Welche Übergangsdecke empfiehlt Antje und warum?

Der Winter neigt sich dem Ende zu, der Frühling naht. Die Pferde fangen an ihr Winterfell zu verlieren. Die Winterdecken werden langsam zu dick. Nachts ist es immer noch sehr kalt, tagsüber dann aber unter der Winterdecke zu warm.

Wir behelfen uns in der Zeit mit Übergangsdecken. Aktuell variieren wir pro Pferd je nach Befindlichkeit mit 50 – 100 g.

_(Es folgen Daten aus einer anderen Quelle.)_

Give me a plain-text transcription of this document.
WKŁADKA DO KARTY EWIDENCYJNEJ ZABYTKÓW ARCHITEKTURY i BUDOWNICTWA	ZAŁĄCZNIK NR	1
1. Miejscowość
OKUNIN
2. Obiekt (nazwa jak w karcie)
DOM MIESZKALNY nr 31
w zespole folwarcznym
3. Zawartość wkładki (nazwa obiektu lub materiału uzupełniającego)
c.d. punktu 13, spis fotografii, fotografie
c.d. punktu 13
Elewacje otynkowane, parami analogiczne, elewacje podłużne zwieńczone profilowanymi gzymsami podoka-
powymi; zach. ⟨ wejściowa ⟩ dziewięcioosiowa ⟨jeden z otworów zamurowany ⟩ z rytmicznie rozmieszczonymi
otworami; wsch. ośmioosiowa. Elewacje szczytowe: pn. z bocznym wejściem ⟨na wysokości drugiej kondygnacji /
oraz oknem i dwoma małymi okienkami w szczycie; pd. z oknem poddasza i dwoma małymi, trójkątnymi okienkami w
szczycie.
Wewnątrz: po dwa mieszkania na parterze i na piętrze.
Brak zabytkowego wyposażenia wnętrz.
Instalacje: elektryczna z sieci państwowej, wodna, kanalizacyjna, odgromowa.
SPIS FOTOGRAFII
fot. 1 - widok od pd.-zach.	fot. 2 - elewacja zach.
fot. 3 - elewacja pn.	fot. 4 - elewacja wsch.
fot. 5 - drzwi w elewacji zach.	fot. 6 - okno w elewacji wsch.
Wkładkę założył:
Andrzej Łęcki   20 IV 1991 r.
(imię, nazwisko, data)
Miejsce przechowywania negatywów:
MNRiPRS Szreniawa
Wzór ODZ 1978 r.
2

Die „Frostbeule“ trägt die Weatherbeeta Comfitc Plus Dynamic II Medium/Lite Standard 

Die „Harte“ ist mit 50 g zufrieden und trägt jetzt im zweiten Jahr die Weatherbeeta Green-Tec 900D Lite Plus Detach-A-Neck .

Beide Decken zeichnet eine sehr gute Passform aus. Beide Decken sind absolut wasserdicht und atmungsaktiv.

Die ComFiTec Plus Dynamic II hat ein Obermaterial von 1200 Denier, die Green-Tec 900 Denier. Zudem bietet die Comfitec ein Memory-Schaum-Widerristschoner-Pad das sich der Form des Pferdes anpasst und die Decke etwas ab hebt. Perfekt für meinen Wallach mit hohem Widerrist.

Die Green-Tec 900D hat das nicht, daher empfehle ich sie eher für Pferde mit wenig Widerrist. Beide Decken kann man mit einem Halsteil ausstatten, die ComFiTec ist zudem Liner kompatibel. Damit erreicht man eine noch höhere Flexibilität, sollte es doch noch mal kälter werden.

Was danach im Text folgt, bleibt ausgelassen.